Это была их фраза, они любили это говорить друг другу, и неизвестно было, откуда она взялась, то ли из книги, то ли из фильма, а может, из радиопередачи: «Все нормально, капитан, все нормально». Даже не фраза, а код: мол, так уж принято у нас, у мужчин, не сюсюкать, не говорить о чувствах и разном прочем. Нас воспитывали не сдаваться, стоять до конца и улыбаться в лицо неприятелю… «Все нормально, капитан, все нормально».
Мальчик действительно улыбался или старался улыбнуться, но глаза под напряженным лбом смотрели на него беспомощно, с ожиданием. Его вдруг поразила взрослость и печаль этого выражения. Три этих дня украденной опасной свободы и появление после этих дней в школе, беспокойство, страх вызова родителей, угрозы об исключении — все это показалось малой малостью в сравнении с тем, как они теперь шли, как они гуляли, не зная, куда пойдут, слово «домой» существовало лишь для одного из них, и отец вдруг подумал о комнате, в которой, может быть, так же как и раньше, лежат таблицы с профилями стенного раскопа, фрагментами стеклянных сосудов из Любече. Он даже не знал, что думает о нем мальчик… Вранье с командировками устарело, а правда была неопределенна. «Там», — говорилось матерью. «Там» — значит в этом городе, не в командировке с тревожными, будившими мальчика ночью, но приятными своей неожиданностью звонками из городов, в которых мальчик мысленно был тоже, а здесь, рядом, может быть даже совсем близко, «там», за чертой, которую мальчик боялся и не мог понять.

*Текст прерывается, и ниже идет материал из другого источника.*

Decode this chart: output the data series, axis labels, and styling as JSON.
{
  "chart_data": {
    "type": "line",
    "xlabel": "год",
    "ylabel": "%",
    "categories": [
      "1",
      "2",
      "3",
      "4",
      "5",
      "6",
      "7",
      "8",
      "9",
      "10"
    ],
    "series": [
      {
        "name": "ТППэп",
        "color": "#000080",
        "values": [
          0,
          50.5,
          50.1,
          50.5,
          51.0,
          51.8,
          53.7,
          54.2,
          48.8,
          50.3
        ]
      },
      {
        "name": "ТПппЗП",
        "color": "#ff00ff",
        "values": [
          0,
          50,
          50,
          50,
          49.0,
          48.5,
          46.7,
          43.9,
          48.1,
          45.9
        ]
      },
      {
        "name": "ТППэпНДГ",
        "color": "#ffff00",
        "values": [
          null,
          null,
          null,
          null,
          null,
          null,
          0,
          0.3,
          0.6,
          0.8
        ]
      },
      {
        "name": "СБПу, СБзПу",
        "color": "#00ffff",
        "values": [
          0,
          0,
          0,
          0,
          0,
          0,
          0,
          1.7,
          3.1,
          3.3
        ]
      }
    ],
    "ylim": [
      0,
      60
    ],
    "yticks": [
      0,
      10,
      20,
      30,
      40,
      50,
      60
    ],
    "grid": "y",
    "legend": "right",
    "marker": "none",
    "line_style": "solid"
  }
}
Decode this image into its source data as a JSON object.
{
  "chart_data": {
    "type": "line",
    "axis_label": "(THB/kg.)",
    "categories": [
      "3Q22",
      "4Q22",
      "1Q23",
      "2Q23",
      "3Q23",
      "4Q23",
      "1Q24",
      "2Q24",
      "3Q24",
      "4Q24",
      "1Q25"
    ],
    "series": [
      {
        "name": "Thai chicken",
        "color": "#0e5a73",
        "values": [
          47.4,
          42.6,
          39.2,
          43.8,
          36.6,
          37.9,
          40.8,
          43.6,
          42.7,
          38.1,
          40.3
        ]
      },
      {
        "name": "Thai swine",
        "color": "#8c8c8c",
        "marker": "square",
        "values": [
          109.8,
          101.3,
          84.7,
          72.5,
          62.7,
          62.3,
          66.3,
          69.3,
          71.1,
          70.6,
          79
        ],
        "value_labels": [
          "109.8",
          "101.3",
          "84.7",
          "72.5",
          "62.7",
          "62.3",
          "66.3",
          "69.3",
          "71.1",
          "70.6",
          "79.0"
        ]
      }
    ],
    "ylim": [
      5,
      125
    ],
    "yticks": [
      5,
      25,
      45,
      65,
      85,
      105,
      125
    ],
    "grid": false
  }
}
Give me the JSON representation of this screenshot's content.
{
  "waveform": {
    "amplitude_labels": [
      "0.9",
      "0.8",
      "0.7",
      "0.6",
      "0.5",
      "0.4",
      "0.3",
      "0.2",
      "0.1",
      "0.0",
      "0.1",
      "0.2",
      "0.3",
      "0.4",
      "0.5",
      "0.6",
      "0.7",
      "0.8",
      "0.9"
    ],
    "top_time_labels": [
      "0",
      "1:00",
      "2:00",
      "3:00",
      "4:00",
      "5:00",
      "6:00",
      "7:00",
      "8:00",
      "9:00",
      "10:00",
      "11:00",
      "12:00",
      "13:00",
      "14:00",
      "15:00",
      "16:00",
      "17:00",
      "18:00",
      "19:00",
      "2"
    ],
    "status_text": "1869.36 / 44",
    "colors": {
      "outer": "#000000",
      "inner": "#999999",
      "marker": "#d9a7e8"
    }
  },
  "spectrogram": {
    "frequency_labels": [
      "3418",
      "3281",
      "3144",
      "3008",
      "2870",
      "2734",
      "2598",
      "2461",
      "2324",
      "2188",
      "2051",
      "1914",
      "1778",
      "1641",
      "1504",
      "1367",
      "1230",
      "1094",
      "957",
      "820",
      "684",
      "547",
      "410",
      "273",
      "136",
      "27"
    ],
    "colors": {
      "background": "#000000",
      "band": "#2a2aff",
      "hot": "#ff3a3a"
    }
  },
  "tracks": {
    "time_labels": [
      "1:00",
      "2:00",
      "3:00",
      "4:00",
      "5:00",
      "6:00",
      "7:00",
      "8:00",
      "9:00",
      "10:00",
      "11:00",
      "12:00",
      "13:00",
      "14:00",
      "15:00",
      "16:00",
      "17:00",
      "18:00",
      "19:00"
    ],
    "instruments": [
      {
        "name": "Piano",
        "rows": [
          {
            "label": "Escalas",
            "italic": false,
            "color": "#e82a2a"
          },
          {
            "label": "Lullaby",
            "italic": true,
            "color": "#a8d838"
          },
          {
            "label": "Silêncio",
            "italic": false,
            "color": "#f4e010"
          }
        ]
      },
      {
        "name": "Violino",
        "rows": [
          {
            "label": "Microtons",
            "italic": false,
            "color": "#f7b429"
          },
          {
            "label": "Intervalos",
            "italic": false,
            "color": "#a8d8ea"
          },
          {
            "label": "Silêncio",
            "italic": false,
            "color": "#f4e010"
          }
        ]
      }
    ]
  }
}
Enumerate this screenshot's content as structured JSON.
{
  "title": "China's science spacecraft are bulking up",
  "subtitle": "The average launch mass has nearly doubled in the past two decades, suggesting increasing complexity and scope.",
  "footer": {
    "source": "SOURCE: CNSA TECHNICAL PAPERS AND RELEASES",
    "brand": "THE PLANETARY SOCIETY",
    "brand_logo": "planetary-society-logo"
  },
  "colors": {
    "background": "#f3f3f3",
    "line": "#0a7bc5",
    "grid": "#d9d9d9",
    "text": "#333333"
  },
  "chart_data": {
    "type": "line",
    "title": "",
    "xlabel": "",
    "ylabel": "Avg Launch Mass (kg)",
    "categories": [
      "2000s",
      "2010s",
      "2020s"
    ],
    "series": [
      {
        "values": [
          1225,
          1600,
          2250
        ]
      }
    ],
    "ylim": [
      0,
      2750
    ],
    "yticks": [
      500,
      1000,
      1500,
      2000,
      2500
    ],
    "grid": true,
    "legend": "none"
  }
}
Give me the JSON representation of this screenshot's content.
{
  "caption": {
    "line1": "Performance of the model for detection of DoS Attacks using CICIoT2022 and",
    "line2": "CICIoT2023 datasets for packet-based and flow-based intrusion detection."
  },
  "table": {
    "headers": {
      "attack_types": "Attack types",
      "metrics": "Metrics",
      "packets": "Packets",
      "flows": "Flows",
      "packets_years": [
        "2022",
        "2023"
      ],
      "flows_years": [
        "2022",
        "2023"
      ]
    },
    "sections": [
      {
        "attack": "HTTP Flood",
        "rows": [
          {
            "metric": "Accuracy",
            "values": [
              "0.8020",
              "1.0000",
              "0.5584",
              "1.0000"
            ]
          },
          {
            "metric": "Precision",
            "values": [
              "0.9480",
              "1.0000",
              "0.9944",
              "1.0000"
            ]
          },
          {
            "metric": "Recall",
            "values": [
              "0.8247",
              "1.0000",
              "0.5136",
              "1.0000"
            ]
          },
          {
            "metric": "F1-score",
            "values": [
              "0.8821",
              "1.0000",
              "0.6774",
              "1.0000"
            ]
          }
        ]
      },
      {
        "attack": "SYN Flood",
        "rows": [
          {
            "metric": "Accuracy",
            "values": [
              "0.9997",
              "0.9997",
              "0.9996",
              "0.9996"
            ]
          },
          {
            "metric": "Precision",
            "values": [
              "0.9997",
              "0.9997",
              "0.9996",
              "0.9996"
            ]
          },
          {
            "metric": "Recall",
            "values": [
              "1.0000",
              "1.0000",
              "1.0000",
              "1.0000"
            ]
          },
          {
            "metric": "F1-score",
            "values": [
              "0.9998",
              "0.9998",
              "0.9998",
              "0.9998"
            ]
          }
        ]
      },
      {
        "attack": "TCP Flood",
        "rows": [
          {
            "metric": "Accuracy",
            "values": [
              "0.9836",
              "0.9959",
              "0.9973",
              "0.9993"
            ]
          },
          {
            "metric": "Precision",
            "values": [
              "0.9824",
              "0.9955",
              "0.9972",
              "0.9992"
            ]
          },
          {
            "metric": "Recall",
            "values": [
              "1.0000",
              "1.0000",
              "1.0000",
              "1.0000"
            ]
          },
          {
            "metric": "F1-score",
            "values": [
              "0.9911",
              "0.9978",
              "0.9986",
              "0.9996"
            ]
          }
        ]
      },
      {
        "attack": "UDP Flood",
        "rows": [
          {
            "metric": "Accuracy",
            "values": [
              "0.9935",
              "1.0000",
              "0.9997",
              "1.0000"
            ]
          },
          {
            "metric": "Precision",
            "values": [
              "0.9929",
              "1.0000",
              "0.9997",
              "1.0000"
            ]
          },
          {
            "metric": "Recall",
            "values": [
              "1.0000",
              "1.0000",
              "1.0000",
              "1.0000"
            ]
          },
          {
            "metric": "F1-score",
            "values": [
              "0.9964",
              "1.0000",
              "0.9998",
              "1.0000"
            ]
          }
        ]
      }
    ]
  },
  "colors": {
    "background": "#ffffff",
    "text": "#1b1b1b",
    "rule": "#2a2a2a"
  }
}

— Ну ладно, ладно, — сказал отец, и тон показался ему чужим и фальшивым. — Можем сейчас зайти в «Шоколадницу».
В этом кафе они бывали порой в воскресные дни, в мужские свои дни, что проводили вдвоем, сюда они приходили после Третьяковки или после кино, после долгих лыжных прогулок.
В Третьяковку, в Музей изобразительных искусств он затаскивал мальчика вначале с некоторым усилием, а потом тот еще за несколько дней сам напоминал ему:
«Так что, в воскресенье в Третьяковку? Железно?»
«Да, железно».
И, откладывая проект, работу, он шел с сыном в Третьяковку. Шел с радостью, потому что, хотя все это знал наизусть, смотрел теперь наново, е г о глазами. А потом возвращались пешком по набережной, по улице Димитрова и заглядывали в кафе «Шоколадница», заказывали вкусные блинчики в шоколадном креме. Обсуждалось множество вопросов: от вооружения японской армии до индийских изумрудов, от знаменитого боксера Джо Луиса до невыдержанного, но очень обоим симпатичного хоккеиста Александра Мальцева.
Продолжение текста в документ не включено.